収益捻出体制の構築を強調 参天製薬伊藤毅社長兼CEO

伊藤氏

 参天製薬の伊藤毅社長兼CEOは8日、Webによる2022年度第2四半期決算説明会で会見し、「構造改革を進めて、事業環境にかかわらず収益を出せる企業体質に転換することで、継続的なコア営業利益の成長を実現したい」と訴求した。
 参天製薬は、2022年度第2四半期決算(2022年7~9月)において米国事業に関連する減損損失300億円を計上し、通期業績予想では当期利益が55億円の赤字決算となる見通しを示した。
 米国事業関連の減損損失計上は、2020年9月に買収した米アイバンス社の収益が計画を下回る見通しとなり、買収時想定の収益実現が困難と判断したことによるもの。
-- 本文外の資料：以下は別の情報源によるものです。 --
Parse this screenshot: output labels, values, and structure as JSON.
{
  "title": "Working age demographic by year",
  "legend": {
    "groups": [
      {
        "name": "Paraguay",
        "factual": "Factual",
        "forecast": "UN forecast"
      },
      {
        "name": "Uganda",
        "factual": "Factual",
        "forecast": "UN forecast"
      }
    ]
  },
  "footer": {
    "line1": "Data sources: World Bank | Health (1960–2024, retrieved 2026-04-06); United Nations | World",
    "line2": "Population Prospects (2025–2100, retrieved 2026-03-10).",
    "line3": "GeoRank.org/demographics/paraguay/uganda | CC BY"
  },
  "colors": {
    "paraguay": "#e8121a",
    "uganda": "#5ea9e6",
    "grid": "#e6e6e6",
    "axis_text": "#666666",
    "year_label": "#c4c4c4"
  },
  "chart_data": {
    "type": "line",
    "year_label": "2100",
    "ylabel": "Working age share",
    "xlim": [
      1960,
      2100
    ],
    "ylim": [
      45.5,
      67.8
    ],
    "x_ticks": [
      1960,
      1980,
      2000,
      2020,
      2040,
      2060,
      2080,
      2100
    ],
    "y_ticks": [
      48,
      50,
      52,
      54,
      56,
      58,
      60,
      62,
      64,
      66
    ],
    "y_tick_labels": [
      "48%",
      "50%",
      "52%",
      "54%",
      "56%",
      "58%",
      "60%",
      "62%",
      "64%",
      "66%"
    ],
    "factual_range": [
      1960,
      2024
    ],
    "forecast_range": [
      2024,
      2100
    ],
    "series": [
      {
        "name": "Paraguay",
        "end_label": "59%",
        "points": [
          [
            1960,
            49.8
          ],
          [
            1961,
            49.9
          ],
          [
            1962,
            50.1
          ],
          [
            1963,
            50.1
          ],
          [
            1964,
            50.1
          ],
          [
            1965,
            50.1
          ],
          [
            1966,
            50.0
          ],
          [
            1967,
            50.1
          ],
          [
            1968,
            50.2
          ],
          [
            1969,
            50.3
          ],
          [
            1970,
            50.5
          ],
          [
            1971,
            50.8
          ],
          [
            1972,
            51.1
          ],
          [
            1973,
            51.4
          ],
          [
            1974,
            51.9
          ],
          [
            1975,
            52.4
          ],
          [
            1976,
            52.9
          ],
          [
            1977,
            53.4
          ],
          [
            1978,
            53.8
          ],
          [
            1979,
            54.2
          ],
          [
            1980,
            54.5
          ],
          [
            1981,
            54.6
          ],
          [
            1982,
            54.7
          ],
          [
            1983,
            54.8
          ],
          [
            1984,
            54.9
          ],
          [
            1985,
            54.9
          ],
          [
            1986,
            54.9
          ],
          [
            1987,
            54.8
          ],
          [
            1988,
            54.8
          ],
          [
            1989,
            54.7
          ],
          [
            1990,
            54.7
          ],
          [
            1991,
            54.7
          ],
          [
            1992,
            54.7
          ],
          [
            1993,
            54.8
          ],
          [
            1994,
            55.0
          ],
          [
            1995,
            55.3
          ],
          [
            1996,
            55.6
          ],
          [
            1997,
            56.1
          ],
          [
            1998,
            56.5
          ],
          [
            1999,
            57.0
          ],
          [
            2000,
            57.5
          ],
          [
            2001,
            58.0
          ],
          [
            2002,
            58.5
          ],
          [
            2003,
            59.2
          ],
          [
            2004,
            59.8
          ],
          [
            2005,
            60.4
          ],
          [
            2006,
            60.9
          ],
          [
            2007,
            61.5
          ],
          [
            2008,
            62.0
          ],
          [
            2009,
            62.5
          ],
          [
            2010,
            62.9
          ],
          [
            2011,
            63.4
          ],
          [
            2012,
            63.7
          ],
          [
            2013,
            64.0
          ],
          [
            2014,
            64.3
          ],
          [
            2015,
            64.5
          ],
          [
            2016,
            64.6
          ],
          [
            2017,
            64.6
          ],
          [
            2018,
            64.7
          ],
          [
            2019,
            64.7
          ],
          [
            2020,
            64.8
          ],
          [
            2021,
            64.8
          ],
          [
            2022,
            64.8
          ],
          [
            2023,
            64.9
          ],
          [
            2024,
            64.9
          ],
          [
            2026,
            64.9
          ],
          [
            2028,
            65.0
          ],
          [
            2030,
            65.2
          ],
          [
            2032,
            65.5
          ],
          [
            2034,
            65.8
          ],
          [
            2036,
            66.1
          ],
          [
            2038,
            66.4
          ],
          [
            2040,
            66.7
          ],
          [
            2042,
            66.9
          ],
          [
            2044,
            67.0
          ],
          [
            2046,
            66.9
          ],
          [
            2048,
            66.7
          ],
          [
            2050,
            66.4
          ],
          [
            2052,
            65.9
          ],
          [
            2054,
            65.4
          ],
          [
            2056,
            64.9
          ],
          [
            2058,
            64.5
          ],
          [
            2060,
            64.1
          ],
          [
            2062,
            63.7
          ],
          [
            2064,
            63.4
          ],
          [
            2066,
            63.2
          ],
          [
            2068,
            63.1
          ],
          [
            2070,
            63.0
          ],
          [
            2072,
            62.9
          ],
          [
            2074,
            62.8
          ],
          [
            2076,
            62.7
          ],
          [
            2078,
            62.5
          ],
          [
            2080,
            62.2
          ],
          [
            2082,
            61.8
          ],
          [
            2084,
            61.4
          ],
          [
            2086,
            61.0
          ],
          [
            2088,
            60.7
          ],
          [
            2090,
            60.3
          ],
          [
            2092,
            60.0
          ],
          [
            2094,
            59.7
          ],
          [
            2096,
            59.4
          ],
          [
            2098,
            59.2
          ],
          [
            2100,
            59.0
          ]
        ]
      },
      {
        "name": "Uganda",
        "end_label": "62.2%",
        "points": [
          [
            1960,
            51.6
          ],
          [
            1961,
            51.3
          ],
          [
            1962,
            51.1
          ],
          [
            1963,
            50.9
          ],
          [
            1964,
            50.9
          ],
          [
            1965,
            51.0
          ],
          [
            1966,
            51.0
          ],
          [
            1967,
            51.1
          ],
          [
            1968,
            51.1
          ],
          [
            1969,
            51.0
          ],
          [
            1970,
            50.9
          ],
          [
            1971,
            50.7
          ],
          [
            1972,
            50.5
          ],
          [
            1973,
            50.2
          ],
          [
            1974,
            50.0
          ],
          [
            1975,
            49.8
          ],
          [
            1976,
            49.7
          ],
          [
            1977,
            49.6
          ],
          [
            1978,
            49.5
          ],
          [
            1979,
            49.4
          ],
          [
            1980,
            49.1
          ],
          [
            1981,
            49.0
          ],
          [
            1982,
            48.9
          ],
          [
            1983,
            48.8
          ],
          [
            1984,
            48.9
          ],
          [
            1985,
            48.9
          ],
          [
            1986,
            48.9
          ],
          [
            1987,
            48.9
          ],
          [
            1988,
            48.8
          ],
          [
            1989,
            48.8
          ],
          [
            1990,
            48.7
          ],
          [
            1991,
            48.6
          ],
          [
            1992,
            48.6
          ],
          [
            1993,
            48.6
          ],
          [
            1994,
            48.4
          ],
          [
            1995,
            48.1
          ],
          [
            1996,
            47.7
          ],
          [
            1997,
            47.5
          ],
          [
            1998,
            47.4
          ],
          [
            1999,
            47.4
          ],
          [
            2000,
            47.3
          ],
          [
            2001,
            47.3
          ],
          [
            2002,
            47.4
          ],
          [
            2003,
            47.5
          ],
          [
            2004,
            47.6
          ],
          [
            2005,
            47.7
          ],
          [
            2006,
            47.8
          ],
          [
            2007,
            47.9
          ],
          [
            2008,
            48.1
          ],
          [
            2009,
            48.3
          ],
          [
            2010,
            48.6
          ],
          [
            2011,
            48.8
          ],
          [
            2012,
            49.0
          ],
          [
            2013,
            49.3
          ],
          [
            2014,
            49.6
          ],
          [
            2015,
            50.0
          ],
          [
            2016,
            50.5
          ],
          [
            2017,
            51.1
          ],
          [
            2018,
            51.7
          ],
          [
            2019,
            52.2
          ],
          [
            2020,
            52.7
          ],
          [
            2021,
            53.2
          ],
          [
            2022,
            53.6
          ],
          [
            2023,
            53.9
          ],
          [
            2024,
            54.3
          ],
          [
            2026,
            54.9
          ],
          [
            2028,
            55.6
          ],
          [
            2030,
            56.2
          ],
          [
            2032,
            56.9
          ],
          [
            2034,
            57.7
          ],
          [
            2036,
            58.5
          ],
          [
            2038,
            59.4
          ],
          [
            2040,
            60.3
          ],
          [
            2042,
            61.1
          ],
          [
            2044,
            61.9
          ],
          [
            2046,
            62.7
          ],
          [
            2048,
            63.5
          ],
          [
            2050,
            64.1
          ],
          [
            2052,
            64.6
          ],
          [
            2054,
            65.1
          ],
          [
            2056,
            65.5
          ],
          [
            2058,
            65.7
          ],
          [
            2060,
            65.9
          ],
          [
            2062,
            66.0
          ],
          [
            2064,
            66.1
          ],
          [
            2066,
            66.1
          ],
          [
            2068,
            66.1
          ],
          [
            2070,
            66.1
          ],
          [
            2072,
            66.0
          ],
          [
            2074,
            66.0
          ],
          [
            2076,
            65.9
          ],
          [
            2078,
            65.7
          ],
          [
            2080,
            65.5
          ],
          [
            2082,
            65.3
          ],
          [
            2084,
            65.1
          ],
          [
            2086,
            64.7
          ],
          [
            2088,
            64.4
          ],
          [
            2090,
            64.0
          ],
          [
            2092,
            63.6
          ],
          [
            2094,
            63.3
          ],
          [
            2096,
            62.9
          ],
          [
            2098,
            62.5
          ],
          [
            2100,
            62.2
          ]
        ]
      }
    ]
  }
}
 2022年度通期予想は、売上収益2800億円、売上総利益1680億円、コア営業利益455億円、営業利益40億円、当期利益-55億円を見込んでいる。
 伊藤氏は、米州事業について、まず、「一昨年マイクロシャンドの減損を行って以降、それまでに獲得したアイバンス社の製薬事業プラットホームに自社開発の製品を乗せて大きな成長を目指す戦略を進めてきた」と説明。
 さらに「その結果としてベルカジアの上市やオムロンティの承認などのパイプラインが進展した一方で、これらの製品群で今後の成長を目指したリソースを投下する場合、今後数年での黒字化は困難である」との見通しを示した。
 その上で、「米州事業は、当面は赤字の解消に最優先に取り組み、しっかりと利益体質に生まれ変わらせることが参天製薬の中長期的な成長軌道の回復に重要である」との考えを強調した。
 ここ数年参天製薬では、米国事業以外にも様々なチャレンジに取り組んできたが、利益面での結果が出ていないのが現状だ。伊藤氏は、本年9月のCEO就任以来、参天製薬の最盛期の道筋を作る具体的なプラン作成を進めてきた。
 こうした中、打ち出されたのが、①収益性を改善する、②成長の柱を立てる、③最適なオペレーション・組織体制を構築する-の再成長に向けた3つの観点からの施策推進だ。
 ①について伊藤氏は、「これまで色々な業務の取り組み範囲を広げてきたが、その一方でコストを始めとする様々な面で十分な規律が行き届かなかった」と反省し、「投資見直し、コスト最適化、生産性向上、構造改革を着実に実行することで、足元の業績を回復させたい」と強調した。
 ②では、「アンメットニーズの大きさ」、「世の中のトレンド」、「参天としての強み」3つの視点で成長機会を評価し、再成長の道筋をつける。「今までに提供されていない重要な価値を如何に提供するかが大きなポイントになる」と指摘した 
 ③は、成果に直結するKPIを設定しモニタリングを徹底するとともに、戦略の実現に最適な組織体制を構築する。
 加えて、「投資見直し」、「コスト最適化」、「生産性向上」の収益性を改善する全社的な構造改革を推進し、米州事業を含め、2023年度までにコア営業利益で60~80億円、2025年度までに100~150億円の改善を目指す。